Hoewel er in de bestuurskamers steeds meer begrip en acceptatie is voor de duurzaamheidsagenda1, brengen een uitgesproken gebrek aan capaciteit en voldoende expertise een kloof aan het licht tussen de intenties en de prioritisering van de agenda op het gebied van milieu, maatschappij en goed bestuur (of ‘environmental, social and corporate governance’ of ‘ESG’). Dat blijkt uit een recent wereldwijd onderzoek onder bestuurders dat werd uitgevoerd door Heidrick & Struggles, een vooraanstaande partij in wereldwijd leiderschapsadvies en on-demand talentoplossingen. Het onderzoek kwam tot stand in samenwerking met Boston Consulting Group (BCG), een van ’s werelds toonaangevende managementadviesbureaus, en het INSEAD Corporate Governance Centre, dat wereldwijd wordt erkend als expertisecentrum voor onderzoek, innovatie en impact op het gebied van corporate governance.
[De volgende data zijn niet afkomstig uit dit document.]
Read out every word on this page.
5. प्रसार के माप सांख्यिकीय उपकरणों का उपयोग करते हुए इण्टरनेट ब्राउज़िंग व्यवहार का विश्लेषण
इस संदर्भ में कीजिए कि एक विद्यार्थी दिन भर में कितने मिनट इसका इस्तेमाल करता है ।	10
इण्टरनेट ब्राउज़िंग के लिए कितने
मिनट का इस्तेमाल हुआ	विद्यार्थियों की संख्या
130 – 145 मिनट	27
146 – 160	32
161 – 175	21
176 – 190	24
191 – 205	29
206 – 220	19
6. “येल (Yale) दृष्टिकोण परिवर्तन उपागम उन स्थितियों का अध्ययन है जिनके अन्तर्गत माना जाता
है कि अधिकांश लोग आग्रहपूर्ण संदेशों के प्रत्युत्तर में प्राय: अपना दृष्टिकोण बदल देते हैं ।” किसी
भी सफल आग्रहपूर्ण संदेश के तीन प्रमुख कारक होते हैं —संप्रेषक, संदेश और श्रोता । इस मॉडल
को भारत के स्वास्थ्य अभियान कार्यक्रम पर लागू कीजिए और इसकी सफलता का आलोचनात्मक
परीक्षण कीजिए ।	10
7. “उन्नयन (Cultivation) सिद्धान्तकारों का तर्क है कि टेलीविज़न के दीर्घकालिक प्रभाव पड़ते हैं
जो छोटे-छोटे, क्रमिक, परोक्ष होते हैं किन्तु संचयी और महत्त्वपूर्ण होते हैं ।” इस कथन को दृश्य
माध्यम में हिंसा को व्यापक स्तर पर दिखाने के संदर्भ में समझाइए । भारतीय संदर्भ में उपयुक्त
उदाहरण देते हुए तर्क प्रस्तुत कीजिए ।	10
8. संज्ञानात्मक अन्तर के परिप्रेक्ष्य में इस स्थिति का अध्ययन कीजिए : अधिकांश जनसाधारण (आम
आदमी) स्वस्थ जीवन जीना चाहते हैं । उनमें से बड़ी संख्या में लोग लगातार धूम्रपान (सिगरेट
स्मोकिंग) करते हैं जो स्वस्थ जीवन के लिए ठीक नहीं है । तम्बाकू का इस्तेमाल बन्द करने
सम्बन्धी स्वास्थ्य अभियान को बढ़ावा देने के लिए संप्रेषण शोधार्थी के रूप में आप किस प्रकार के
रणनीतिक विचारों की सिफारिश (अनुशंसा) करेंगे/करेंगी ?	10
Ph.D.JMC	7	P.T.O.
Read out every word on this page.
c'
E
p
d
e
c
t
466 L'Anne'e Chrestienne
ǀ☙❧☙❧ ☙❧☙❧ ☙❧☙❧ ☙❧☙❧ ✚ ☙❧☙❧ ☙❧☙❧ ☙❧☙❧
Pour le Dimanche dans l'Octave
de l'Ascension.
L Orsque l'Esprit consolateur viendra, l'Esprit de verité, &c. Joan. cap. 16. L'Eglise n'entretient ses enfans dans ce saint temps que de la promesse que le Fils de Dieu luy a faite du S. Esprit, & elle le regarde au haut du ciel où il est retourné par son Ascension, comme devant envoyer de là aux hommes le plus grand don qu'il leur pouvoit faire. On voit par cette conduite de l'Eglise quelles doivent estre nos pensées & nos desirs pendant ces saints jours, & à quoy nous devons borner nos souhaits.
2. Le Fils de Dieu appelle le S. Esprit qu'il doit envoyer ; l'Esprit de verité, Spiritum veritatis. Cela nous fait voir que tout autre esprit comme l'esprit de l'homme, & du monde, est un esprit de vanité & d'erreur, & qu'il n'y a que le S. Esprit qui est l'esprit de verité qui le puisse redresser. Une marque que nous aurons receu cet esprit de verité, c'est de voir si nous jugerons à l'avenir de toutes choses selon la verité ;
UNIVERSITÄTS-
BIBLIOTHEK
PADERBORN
Op basis van een steekproef uit 45 landen (inclusief 14 Europese landen2, waaronder België) concludeert het rapport dat, ondanks verhoogde maatschappelijke verwachtingen omtrent ESG, de meerderheid van de raden van bestuur geen financiële noodzaak ziet om actie te ondernemen op het gebied van duurzaamheid. 68% van de respondenten geeft aan dat duurzaamheidsoverwegingen momenteel “geen impact” of slechts een “minimale impact” hebben op de financiële prestaties. 52% zegt wel te handelen op het gebied van duurzaamheid omdat dat nu éénmaal “het juiste is om te doen”. Een vergelijkbaar aantal (51%) geeft de wettelijke verplichtingen aan als reden.
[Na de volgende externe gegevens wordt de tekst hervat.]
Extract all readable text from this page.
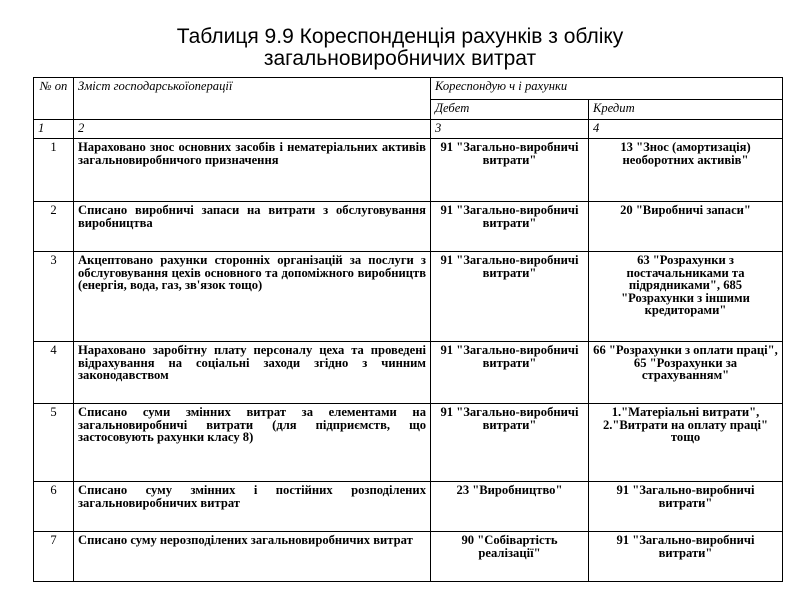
Таблиця 9.9 Кореспонденція рахунків з обліку
загальновиробничих витрат
№ оп	Зміст господарськоїоперації	Кореспондую ч і рахунки	
		Дебет	Кредит
1	2	3	4
1	Нараховано знос основних засобів і нематеріальних активів загальновиробничого призначення	91 "Загально-виробничі витрати"	13 "Знос (амортизація) необоротних активів"
2	Списано виробничі запаси на витрати з обслуговування виробництва	91 "Загально-виробничі витрати"	20 "Виробничі запаси"
3	Акцептовано рахунки сторонніх організацій за послуги з обслуговування цехів основного та допоміжного виробництв (енергія, вода, газ, зв'язок тощо)	91 "Загально-виробничі витрати"	63 "Розрахунки з постачальниками та підрядниками", 685 "Розрахунки з іншими кредиторами"
4	Нараховано заробітну плату персоналу цеха та проведені відрахування на соціальні заходи згідно з чинним законодавством	91 "Загально-виробничі витрати"	66 "Розрахунки з оплати праці", 65 "Розрахунки за страхуванням"
5	Списано суми змінних витрат за елементами на загальновиробничі витрати (для підприємств, що застосовують рахунки класу 8)	91 "Загально-виробничі витрати"	1."Матеріальні витрати", 2."Витрати на оплату праці" тощо
6	Списано суму змінних і постійних розподілених загальновиробничих витрат	23 "Виробництво"	91 "Загально-виробничі витрати"
7	Списано суму нерозподілених загальновиробничих витрат	90 "Собівартість реалізації"	91 "Загально-виробничі витрати"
De rol van de raad van bestuur in het duurzaamheidstijdperk 2023 is een wereldwijd onderzoek dat de percepties van raden van bestuur omtrent het volledige ESG-spectrum, en de manier waarop duurzaamheidsambities de inspanningen van raden van bestuur beïnvloeden en herorganiseren, analyseert. De bevindingen laten zien hoe raden van bestuur hun eigen samenstelling, bestuur en processen met wisselend succes aanpassen om beter tegemoet te komen aan de ambities van hun organisaties en de verwachtingen van stakeholders op het gebied van duurzaamheid.
Volgens het rapport is de spanning tussen het belang van duurzaamheid enerzijds en de tijd en inspanning die vereist zijn om dit de noodzakelijke aandacht en prioriteit te geven, anderzijds, een aanhoudend thema. Ondanks het feit dat een aanzienlijke meerderheid (79%) van de ondervraagde bestuurders zegt dat de raad waarin zij zetelen de strategische kansen en risico’s die duurzaamheid met zich meebrengt zeer goed begrijpt, is slechts 29% volledig overtuigd van hun eigen kennis om het management effectief uit te dagen over duurzaamheidsambities en -plannen en om toezicht te houden op de uitvoering ervan.
Het onderzoek benadrukt dat deze uitdagingen een wereldwijd fenomeen zijn, met weinig variatie tussen regio’s en sectoren, ondanks zeer verschillende tradities van corporate governance en verantwoordelijkheden.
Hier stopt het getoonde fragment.